For me though the most striking thing at play in Trump's election, and in the modern US Right Wing in general, is a total remove from reality. In a lot of developing countries I've become familiar with, there are profound social problems and profound political divisions, but there are certain things that few would argue against, not simply because it is politically inconvenient to do so, but rather because it would never occur to anyone to deny the existence of certain hard facts. Almost everyone in these contexts can agree on the importance of reducing hunger and poverty, curbing violence, improving education, etc. These are real problems that no one would think to deny. The Right and Left in a given context will of course differ in their proposals as to how to address such problems, but they both realize that, unless their society does address them, it will be doomed to failure.
But in analyzing the discourse of the Right and the Left in the US, I feel like only one side is grappling with real problems, while the other is tilting at windmills, at invented abstractions that rile people up but ultimately don't matter in the real world. The Left in the US tries to address mass shootings and inner-city violence, drug addiction of all types, gross inequalities in education, and the massive divide between the rich and the poor. The Right, on the other hand, concerns itself with things like "The War on Christmas" or the ever-looming specter of political correctness. I'm not just making this up or exaggerating. If you listen to Right-Wing radio, or read Right-Wing magazines or especially websites, you will mostly see a bunch of commentary on cultural abstractions. There are too many gay characters now on your favorite TV shows. Your kid's school has a Hannukah song in addition to a Christmas one. You have to press "one" for English. They cast a black guy as a Norse god.
When I hear this shit, I ask myself, "Is this really the biggest problem these people face on a day-to-day basis? Is this really causing major objective harm to these people?" I can get on board with working to improve education in the US or preventing murders. But avoiding the momentary emotional distress caused by the acknowledgment that not everyone speaks or looks exactly like I do?

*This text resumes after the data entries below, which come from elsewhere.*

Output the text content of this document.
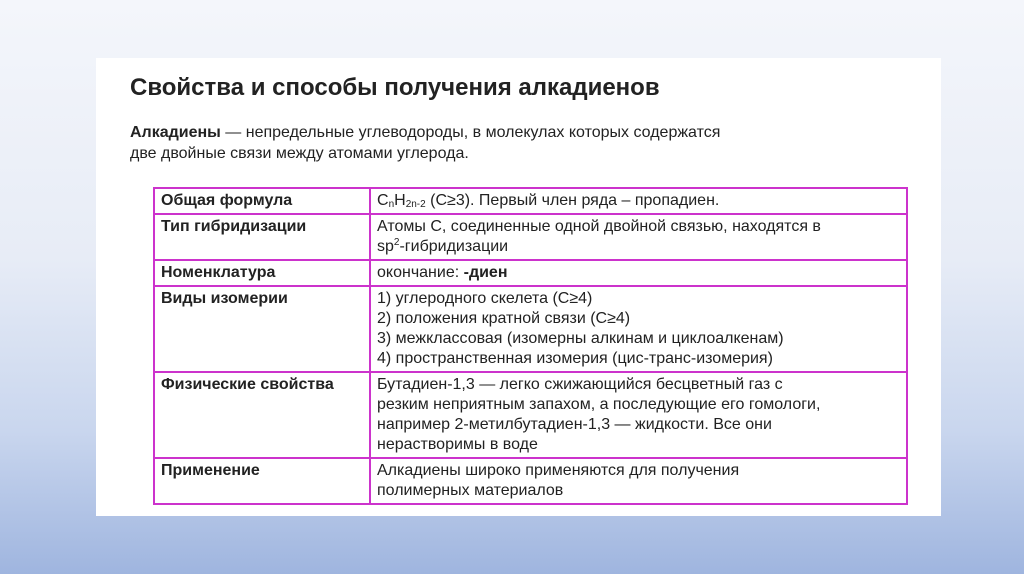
Свойства и способы получения алкадиенов
Алкадиены — непредельные углеводороды, в молекулах которых содержатся
две двойные связи между атомами углерода.
Общая формула	$C_nH_{2n-2}$ (C≥3). Первый член ряда – пропадиен.
Тип гибридизации	Атомы C, соединенные одной двойной связью, находятся в
$sp^2$-гибридизации

Номенклатура	окончание: -диен
Виды изомерии	1) углеродного скелета (C≥4)
2) положения кратной связи (C≥4)
3) межклассовая (изомерны алкинам и циклоалкенам)
4) пространственная изомерия (цис-транс-изомерия)

Физические свойства	Бутадиен-1,3 — легко сжижающийся бесцветный газ с
резким неприятным запахом, а последующие его гомологи,
например 2-метилбутадиен-1,3 — жидкости. Все они
нерастворимы в воде

Применение	Алкадиены широко применяются для получения
полимерных материалов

What a waste of time.
The problem is though that my country has now collectively opted not to address real common problems. We will not be tackling obesity, heart disease, domestic and street violence, poverty, hunger, environmental sustainability. No, the electorate has pronounced itself firmly committed to rolling back the War on Christmas, to protecting the flag from burning, to keeping "politically correct" scientific truths out of our schools. And in the meantime, as voters are distracted with this nonsense, the Right Wing power structure will commit itself to real issues like rolling back voter protections; further eroding workers' rights; strengthening the police state to persecute people of color; privatizing public goods like healthcare, education, and wilderness areas; and stifling free speech. We may be the first nation that has entertained ourself so much with the circus that we allow our very bread to be taken away.